Joseph Krug a fondé sa propre maison de champagne à Reims en 1843, fort de son idée révolutionnaire: mélanger les crus afin d’offrir une qualité et un goût constants.

De 160 à 2.860 euros la bouteille. C’est le prix des champagnes de la célèbre maison Krug. C’est logique, estime la toute nouvelle cheffe de cave, Julie Cavil. "C’est du véritable travail de bénédictin que d’atteindre notre but ultime: réunir dans nos bouteilles la quintessence de ce que le vin de Champagne peut offrir." Grâce à… près de 6.000 notes de dégustation par an.

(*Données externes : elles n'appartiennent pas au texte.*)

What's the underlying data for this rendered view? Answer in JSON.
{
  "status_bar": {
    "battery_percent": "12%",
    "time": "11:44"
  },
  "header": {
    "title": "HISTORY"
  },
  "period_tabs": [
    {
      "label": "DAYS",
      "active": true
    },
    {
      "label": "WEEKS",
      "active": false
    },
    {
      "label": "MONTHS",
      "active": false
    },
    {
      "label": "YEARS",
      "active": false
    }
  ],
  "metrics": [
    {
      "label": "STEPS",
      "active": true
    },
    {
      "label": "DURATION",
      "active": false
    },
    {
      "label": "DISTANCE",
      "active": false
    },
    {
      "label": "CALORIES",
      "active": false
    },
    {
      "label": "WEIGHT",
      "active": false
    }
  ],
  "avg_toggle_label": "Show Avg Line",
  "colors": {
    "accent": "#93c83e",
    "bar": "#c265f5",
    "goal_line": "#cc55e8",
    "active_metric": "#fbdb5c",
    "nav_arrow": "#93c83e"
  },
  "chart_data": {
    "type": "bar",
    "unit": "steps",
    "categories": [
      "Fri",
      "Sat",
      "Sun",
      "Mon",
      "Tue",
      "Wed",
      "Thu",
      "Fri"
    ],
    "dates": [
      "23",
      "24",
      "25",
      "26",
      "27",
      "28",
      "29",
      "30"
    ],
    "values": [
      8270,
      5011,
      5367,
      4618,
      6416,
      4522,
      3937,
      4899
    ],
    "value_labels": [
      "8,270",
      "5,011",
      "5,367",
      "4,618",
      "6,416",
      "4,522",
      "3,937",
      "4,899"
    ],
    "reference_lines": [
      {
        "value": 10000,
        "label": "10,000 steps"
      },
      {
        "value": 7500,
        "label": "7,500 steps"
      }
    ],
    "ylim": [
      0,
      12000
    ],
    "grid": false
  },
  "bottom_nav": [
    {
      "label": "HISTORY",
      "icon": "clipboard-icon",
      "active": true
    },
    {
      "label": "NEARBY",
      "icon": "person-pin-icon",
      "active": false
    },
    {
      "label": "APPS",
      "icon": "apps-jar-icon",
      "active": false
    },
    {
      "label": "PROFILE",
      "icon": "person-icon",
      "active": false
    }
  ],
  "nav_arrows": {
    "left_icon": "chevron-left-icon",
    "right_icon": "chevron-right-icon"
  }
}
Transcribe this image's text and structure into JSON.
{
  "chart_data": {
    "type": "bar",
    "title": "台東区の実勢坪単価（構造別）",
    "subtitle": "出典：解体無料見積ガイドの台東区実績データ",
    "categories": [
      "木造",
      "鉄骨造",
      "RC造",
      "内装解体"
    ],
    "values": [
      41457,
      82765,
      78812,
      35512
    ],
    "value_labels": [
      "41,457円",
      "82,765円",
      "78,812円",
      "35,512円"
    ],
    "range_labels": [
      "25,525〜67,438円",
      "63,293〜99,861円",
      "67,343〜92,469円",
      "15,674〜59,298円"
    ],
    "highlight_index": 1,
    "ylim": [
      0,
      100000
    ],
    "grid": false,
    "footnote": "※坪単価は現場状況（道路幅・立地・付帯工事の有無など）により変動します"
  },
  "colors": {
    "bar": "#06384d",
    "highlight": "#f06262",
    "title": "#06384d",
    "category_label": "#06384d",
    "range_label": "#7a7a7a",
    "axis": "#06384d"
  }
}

Le champagne Krug. Il y a un an, lors d’une promenade nocturne dans la ville de Reims, je suis passé pour la première fois devant la maison Krug. Je n’ai pas été réellement impressionné par ses bâtiments, assez éloignés de son image de grand luxe. Le complexe est sobre et rappelle le style architectural de la moitié du XIXe siècle, dominé par des briques rouges.

Krug: quatre lettres qui représentent à peine 0,2% de la production totale de vin de Champagne. Ce volume contraste avec la qualité astronomiquement élevée et la réputation de ces bulles magiques. Krug fait aujourd’hui partie, avec entre autres Moët & Chandon, Dom Pérignon, Veuve Clicquot et Hennessy, du groupe LVMH qui est dirigé par Bernard Arnault, l’homme le plus riche de France.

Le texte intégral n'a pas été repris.